Got notice? Don't panic

Mayur Desai tells you why you need not panic when you get a notice from the income tax department.

It doesn’t matter if you have filed your return and paid your taxes. The tax authorities issue notices for several reasons. The notice could be to verify the details reported in a tax return, to seek further information or to ask a person to file his tax return. The tax authorities can issue a notice under Sections 142(1) and 143(2) of the Income Tax Act. If you get a notice under either of these sections, here are some pointers that could help.

Never ignore the notice

It cannot be overstressed: never ignore a notice received from the tax authorities. In case of repeated failures to reply to a notice, the tax authorities are empowered to determine the sum payable by a person on a best judgement basis. However, before doing so, the authorities are obliged to provide the taxpayer with a reasonable opportunity of being heard.

Typically, a notice under Section 142(1) lists the details required by the tax authorities and the date by which they should be submitted. For instance, the tax authorities might seek details of a major repair expenditure or a stay overseas while on deputation abroad. The notice might require you to appear before the tax authorities either personally or through an authorised representative (such as a tax consultant), to provide clarifications or explanations.

Failure to provide specific clarifications or information sought through the notice can lead to the tax authorities making an adverse assumption based on the limited facts available to them.

Check whether the notice is within the time limits

On receiving the notice, the first thing that you should check is whether it is issued within the time limit permitted by the IT Act.
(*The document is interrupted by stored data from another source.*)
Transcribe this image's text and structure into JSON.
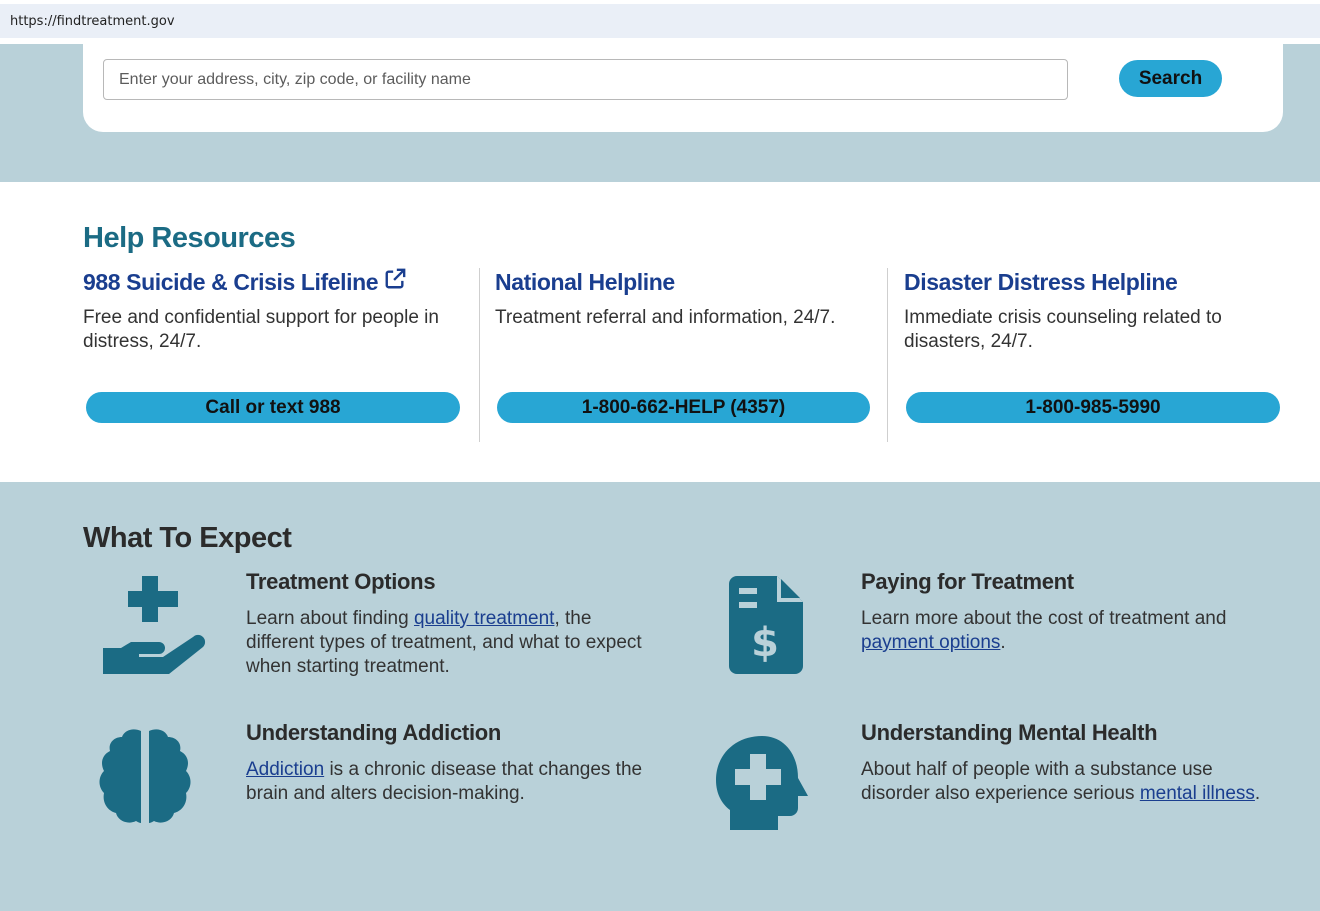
{
  "browser": {
    "url": "https://findtreatment.gov"
  },
  "search": {
    "placeholder": "Enter your address, city, zip code, or facility name",
    "button_label": "Search"
  },
  "help": {
    "title": "Help Resources",
    "resources": [
      {
        "title": "988 Suicide & Crisis Lifeline",
        "description": "Free and confidential support for people in distress, 24/7.",
        "button": "Call or text 988",
        "icon": "external-link-icon"
      },
      {
        "title": "National Helpline",
        "description": "Treatment referral and information, 24/7.",
        "button": "1-800-662-HELP (4357)"
      },
      {
        "title": "Disaster Distress Helpline",
        "description": "Immediate crisis counseling related to disasters, 24/7.",
        "button": "1-800-985-5990"
      }
    ]
  },
  "expect": {
    "title": "What To Expect",
    "items": [
      {
        "title": "Treatment Options",
        "icon": "hand-with-plus-icon",
        "text_before": "Learn about finding ",
        "link": "quality treatment",
        "text_after": ", the different types of treatment, and what to expect when starting treatment."
      },
      {
        "title": "Paying for Treatment",
        "icon": "invoice-dollar-icon",
        "text_before": "Learn more about the cost of treatment and ",
        "link": "payment options",
        "text_after": "."
      },
      {
        "title": "Understanding Addiction",
        "icon": "brain-icon",
        "text_before": "",
        "link": "Addiction",
        "text_after": " is a chronic disease that changes the brain and alters decision-making."
      },
      {
        "title": "Understanding Mental Health",
        "icon": "head-with-plus-icon",
        "text_before": "About half of people with a substance use disorder also experience serious ",
        "link": "mental illness",
        "text_after": "."
      }
    ]
  },
  "colors": {
    "band": "#b9d1d9",
    "accent_button": "#28a6d4",
    "heading_teal": "#1b6b84",
    "link_blue": "#1a3e8f",
    "icon_teal": "#1b6b84"
  }
}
With effect from 1 April 2008, any notice under Section 142(1) or 143(2) should be received by the taxpayer within six months from the end of the financial year in which the return is furnished. In case the notice is furnished after the stipulated time period, the same would be considered invalid.
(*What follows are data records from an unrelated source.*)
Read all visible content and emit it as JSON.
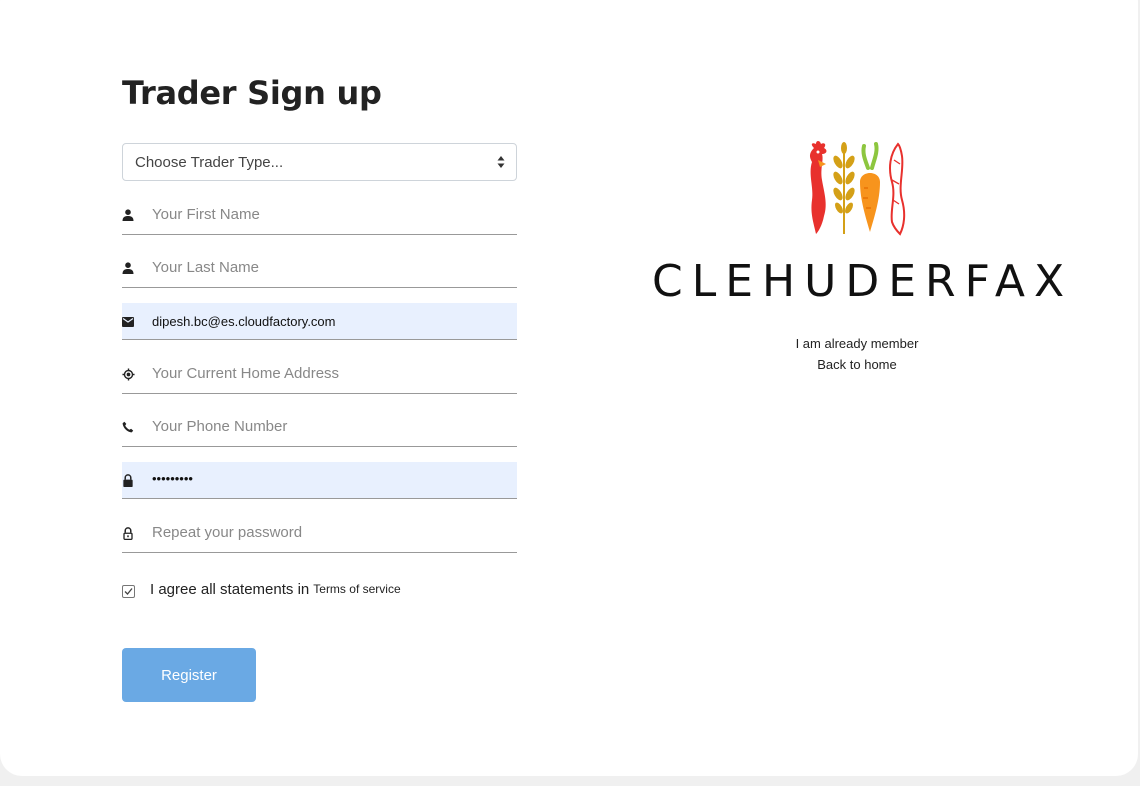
{
  "form": {
    "title": "Trader Sign up",
    "trader_type": {
      "selected": "Choose Trader Type..."
    },
    "first_name": {
      "placeholder": "Your First Name",
      "icon": "person-icon"
    },
    "last_name": {
      "placeholder": "Your Last Name",
      "icon": "person-icon"
    },
    "email": {
      "value": "dipesh.bc@es.cloudfactory.com",
      "icon": "mail-icon"
    },
    "address": {
      "placeholder": "Your Current Home Address",
      "icon": "location-icon"
    },
    "phone": {
      "placeholder": "Your Phone Number",
      "icon": "phone-icon"
    },
    "password": {
      "value": "•••••••••",
      "icon": "lock-icon"
    },
    "repeat_password": {
      "placeholder": "Repeat your password",
      "icon": "lock-outline-icon"
    },
    "agree_label": "I agree all statements in",
    "terms_link": "Terms of service",
    "agree_checked": true,
    "register_label": "Register"
  },
  "brand": {
    "name": "CLEHUDERFAX",
    "logo_colors": [
      "#e8312d",
      "#d4a017",
      "#f7941d",
      "#8dc63f"
    ]
  },
  "links": {
    "member": "I am already member",
    "home": "Back to home"
  },
  "colors": {
    "accent": "#6aa9e4",
    "autofill": "#e8f0fe"
  }
}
However, one of the most retrograde amendments has been the insertion of Section 292BB by the Finance Act, 2008, which requires that if a taxpayer has appeared in any proceeding or cooperated in any inquiry relating to an assessment/reassessment, it shall be deemed that the notice from the tax department was duly serviced on him and would not be considered invalid.
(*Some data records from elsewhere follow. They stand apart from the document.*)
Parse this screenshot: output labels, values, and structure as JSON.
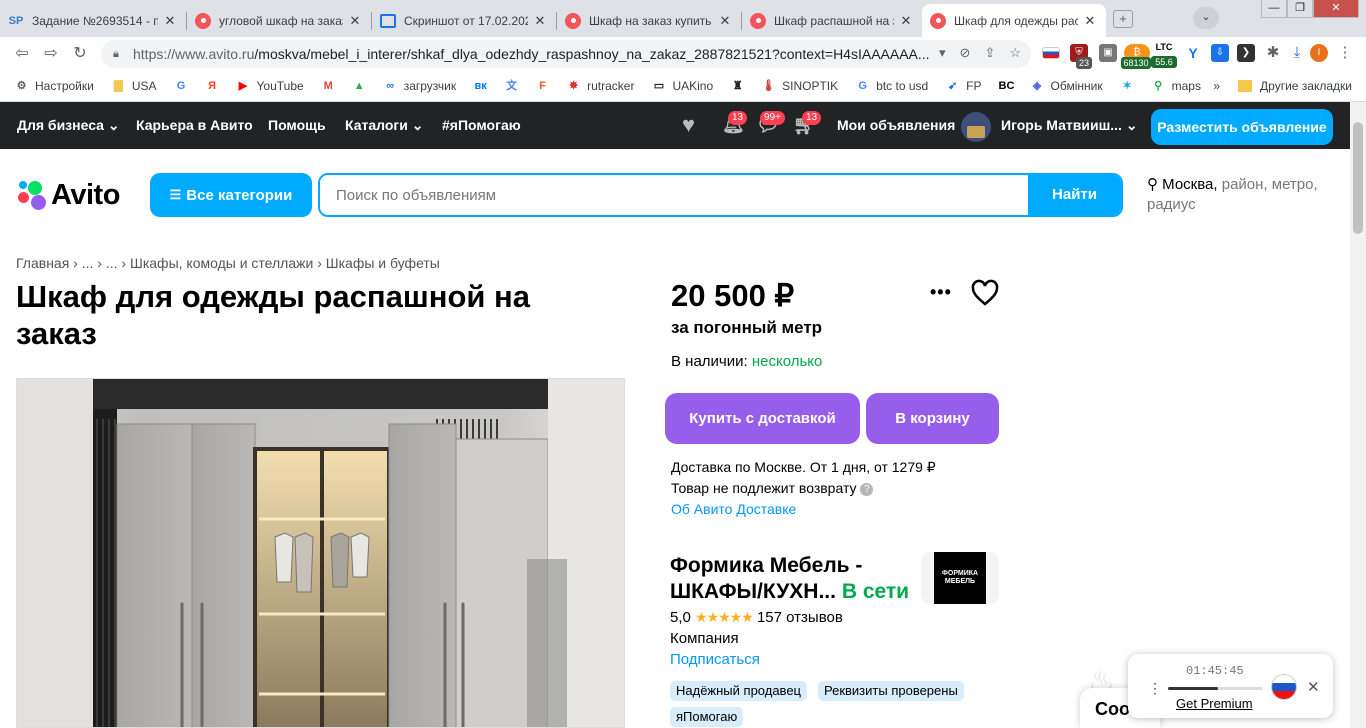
{
  "browser": {
    "tabs": [
      {
        "favicon": "sp",
        "label": "Задание №2693514 - п"
      },
      {
        "favicon": "avito",
        "label": "угловой шкаф на заказ"
      },
      {
        "favicon": "screenshot",
        "label": "Скриншот от 17.02.2023"
      },
      {
        "favicon": "avito",
        "label": "Шкаф на заказ купить"
      },
      {
        "favicon": "avito",
        "label": "Шкаф распашной на за"
      },
      {
        "favicon": "avito",
        "label": "Шкаф для одежды рас"
      }
    ],
    "url_host": "https://www.avito.ru",
    "url_path": "/moskva/mebel_i_interer/shkaf_dlya_odezhdy_raspashnoy_na_zakaz_2887821521?context=H4sIAAAAAA...",
    "extensions": {
      "badge_23": "23",
      "btc_price": "68130",
      "ltc_label": "LTC",
      "ltc_price": "55.6",
      "profile_initial": "I"
    },
    "bookmarks": [
      {
        "icon": "gear-icon",
        "label": "Настройки"
      },
      {
        "icon": "folder-icon",
        "label": "USA"
      },
      {
        "icon": "google-icon",
        "label": ""
      },
      {
        "icon": "yandex-icon",
        "label": ""
      },
      {
        "icon": "youtube-icon",
        "label": "YouTube"
      },
      {
        "icon": "gmail-icon",
        "label": ""
      },
      {
        "icon": "drive-icon",
        "label": ""
      },
      {
        "icon": "loader-icon",
        "label": "загрузчик"
      },
      {
        "icon": "vk-icon",
        "label": ""
      },
      {
        "icon": "translate-icon",
        "label": ""
      },
      {
        "icon": "f-icon",
        "label": ""
      },
      {
        "icon": "rutracker-icon",
        "label": "rutracker"
      },
      {
        "icon": "uakino-icon",
        "label": "UAKino"
      },
      {
        "icon": "chess-icon",
        "label": ""
      },
      {
        "icon": "thermometer-icon",
        "label": "SINOPTIK"
      },
      {
        "icon": "google-icon",
        "label": "btc to usd"
      },
      {
        "icon": "fp-icon",
        "label": "FP"
      },
      {
        "icon": "bc-icon",
        "label": ""
      },
      {
        "icon": "exchange-icon",
        "label": "Обмінник"
      },
      {
        "icon": "star-icon",
        "label": ""
      },
      {
        "icon": "maps-icon",
        "label": "maps"
      }
    ],
    "bookmarks_overflow": "»",
    "other_bookmarks": "Другие закладки"
  },
  "header": {
    "business": "Для бизнеса",
    "career": "Карьера в Авито",
    "help": "Помощь",
    "catalogs": "Каталоги",
    "ya_help": "#яПомогаю",
    "notifications_count": "13",
    "messages_count": "99+",
    "cart_count": "13",
    "my_ads": "Мои объявления",
    "user_name": "Игорь Матвииш...",
    "place_ad": "Разместить объявление"
  },
  "search": {
    "logo": "Avito",
    "all_categories": "Все категории",
    "placeholder": "Поиск по объявлениям",
    "find": "Найти",
    "location_city": "Москва,",
    "location_rest": " район, метро, радиус"
  },
  "breadcrumbs": [
    "Главная",
    "...",
    "...",
    "Шкафы, комоды и стеллажи",
    "Шкафы и буфеты"
  ],
  "listing": {
    "title": "Шкаф для одежды распашной на заказ",
    "price": "20 500 ₽",
    "price_unit": "за погонный метр",
    "stock_label": "В наличии: ",
    "stock_value": "несколько",
    "buy_button": "Купить с доставкой",
    "cart_button": "В корзину",
    "delivery_info": "Доставка по Москве. От 1 дня, от 1279 ₽",
    "no_return": "Товар не подлежит возврату",
    "delivery_link": "Об Авито Доставке"
  },
  "seller": {
    "name": "Формика Мебель - ШКАФЫ/КУХН...",
    "online": "В сети",
    "logo_text": "ФОРМИКА МЕБЕЛЬ",
    "rating": "5,0",
    "stars": "★★★★★",
    "reviews": "157 отзывов",
    "type": "Компания",
    "subscribe": "Подписаться",
    "badges": [
      "Надёжный продавец",
      "Реквизиты проверены",
      "яПомогаю"
    ]
  },
  "widgets": {
    "chat_text": "Coo",
    "player_time": "01:45:45",
    "player_progress": 0.53,
    "get_premium": "Get Premium"
  }
}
The taxpayer cannot object to the invalidity of the notice at a later stage. This results in an awkward situation for the taxpayer who can no longer cooperate with the tax authorities or appear in proceedings without prejudice to his right to claim that the notice was invalid.

Respond early

Typically, a notice requires a person to produce certain documents and information on a particular date. To avoid last-minute rush, start collating the requisite information and documents well in advance. This will also give you enough time to peruse the information/documents to see that they are in line with the details reported in your return of income.

In case you are unable to attend the hearing or furnish the details by the stipulated date, write to the relevant tax officer requesting him to adjourn the date of hearing. This adjournment request should be filed in advance before the date of actual hearing.

Furnish the information

After collation of the necessary information/documents, prepare a cover letter (in duplicate) listing the documents provided. After submission of the details to the relevant tax officer, secure an acknowledgement on the duplicate copy of the cover letter. This should be preserved as it may serve as evidence of the documents submitted and could be helpful in further proceedings with the tax officer.

In case of a simple notice under Section 143(2), wherein the details required are not specified, it would be advisable to collate the basic information such as the summary of bank statements, major expenses, income details, etc.

It is a myth that tax authorities are out to harass taxpayers to extract additional tax from them. If a person promptly complies with the notice issued by the tax authorities, it creates a good impression in the minds of the tax authorities.

However, non-compliance with the notice or failure to produce the required documents could lead to a penalty of Rs 10,000 in addition to tax and penal interest.

So, be compliant and do not panic.

Mayur Desai is a senior tax professional with Ernst & Young.